Reproducibility (same data, same analysis): The reproducibility study found that approximately half of the evaluated claims were precisely reproduced and that roughly three-quarters were at least approximately reproduced. Reproducibility tended to be higher in political science and economics, in more recent publications, and in journals that required data sharing.
Robustness (same data, different analysis): The robustness study revealed substantial variation in analytical outcomes across independent re-analyses, with only about one-third of re-analyses reproducing the original effect within a narrow tolerance, and yet, most re-analyses reached the same qualitative conclusion. The degree of quantitative variation emphasizes the importance of explicitly considering analytical degrees of freedom in scientific practice.
Replicability (new data, same questions): The replicability study found that about half of the claims replicated with statistically significant results with the same pattern as the original findings. However, replicated effect sizes were substantially smaller, with a median reduction of more than 50 percent in the estimated effect size and more than 80 percent in the explained variance.
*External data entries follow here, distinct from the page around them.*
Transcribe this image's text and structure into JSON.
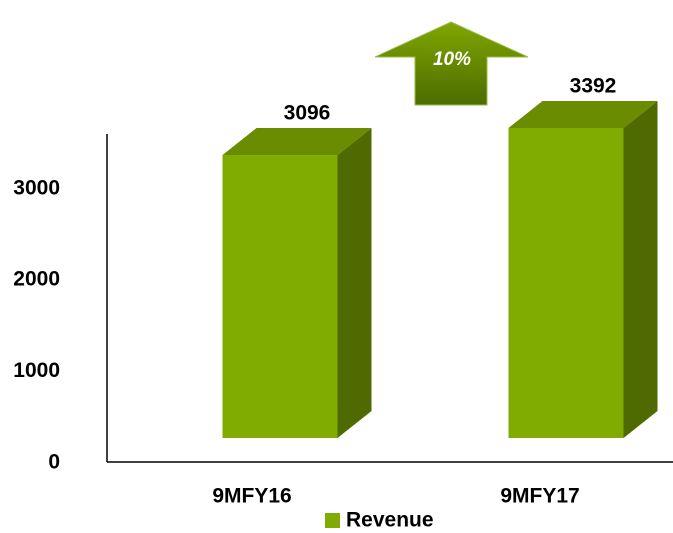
{
  "chart_data": {
    "type": "bar3d",
    "categories": [
      "9MFY16",
      "9MFY17"
    ],
    "series": [
      {
        "name": "Revenue",
        "color": "#80ab00",
        "values": [
          3096,
          3392
        ]
      }
    ],
    "ylim": [
      0,
      3600
    ],
    "yticks": [
      0,
      1000,
      2000,
      3000
    ],
    "legend": "bottom",
    "annotations": [
      {
        "text": "10%"
      }
    ]
  }
}
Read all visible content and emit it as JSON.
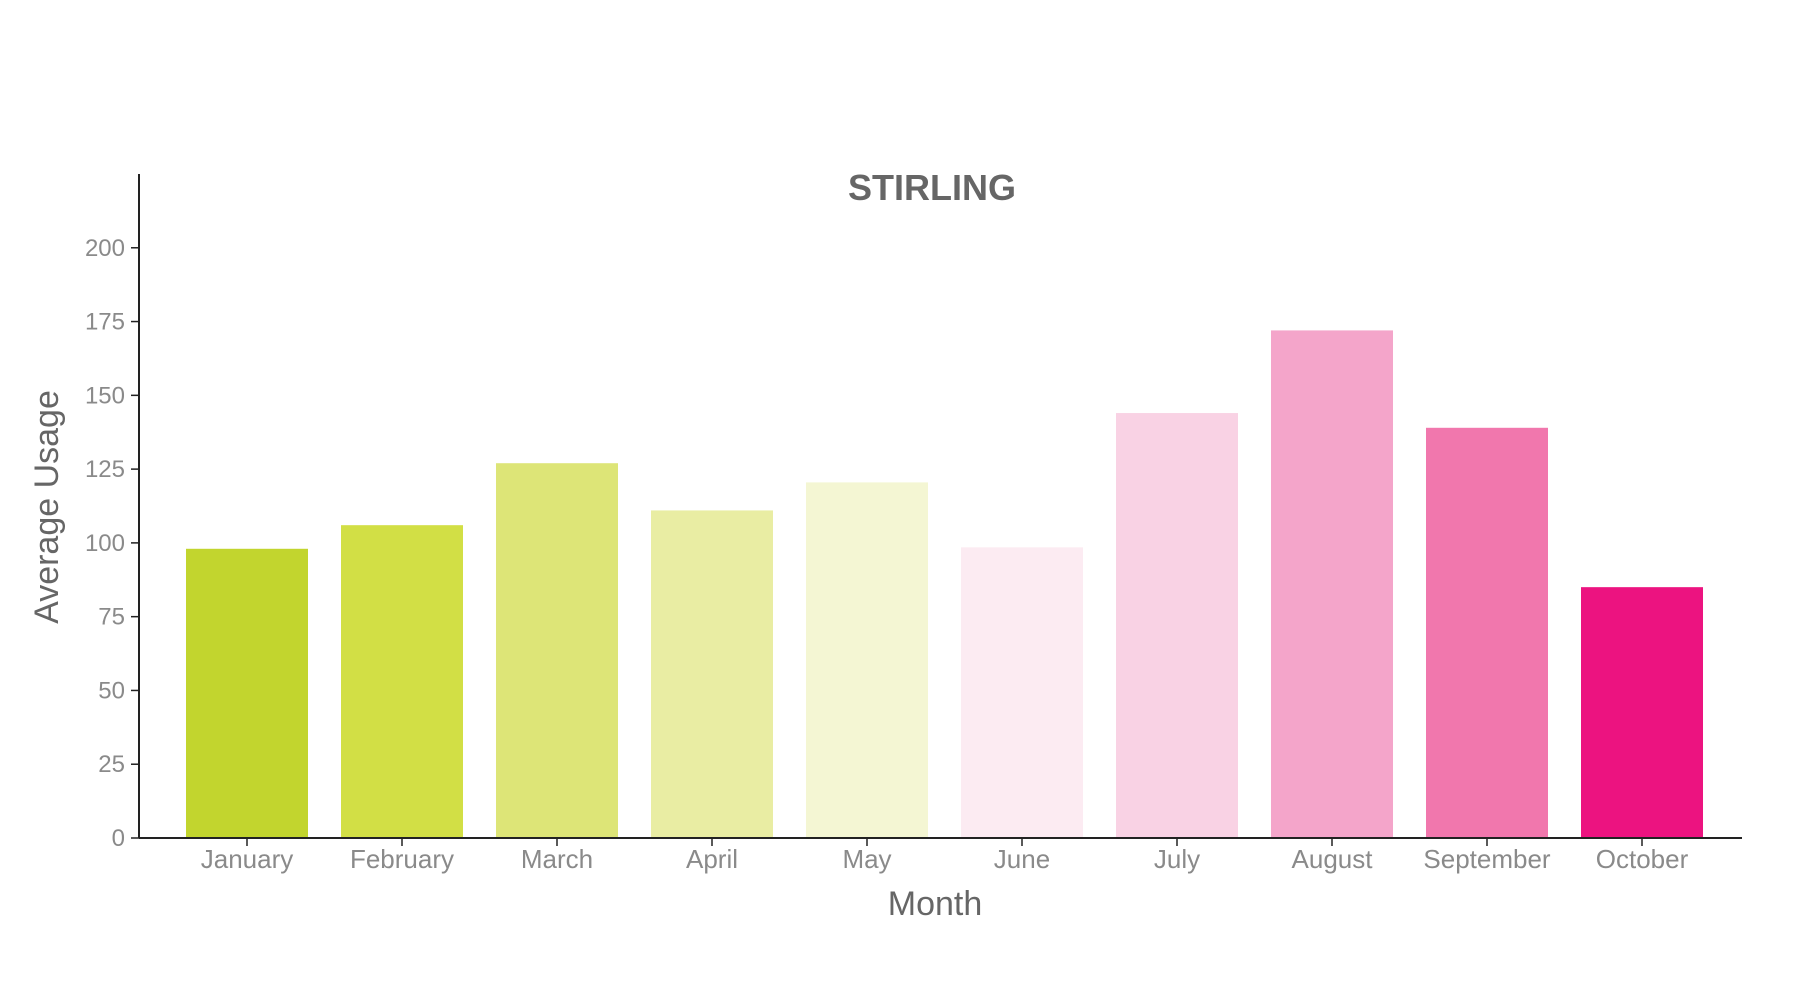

Credibility is multidimensional: Across all components of SCORE, the program shows that scientific credibility is multidimensional. The three measures of repeatability—reproducibility, robustness, and replicability—were only modestly correlated with one another, and their relationships with expert or machine predictions were similarly modest. No single discipline consistently outperformed others across all dimensions of repeatability, underscoring the heterogeneous nature of credibility across research contexts.
Ultimately, SCORE examined the feasibility of algorithmic credibility indicators, provided validated evidence to inform their use, and produced openly accessible datasets and tools that will support ongoing research and innovation for scientific methodology, repeatability, and advancing credibility.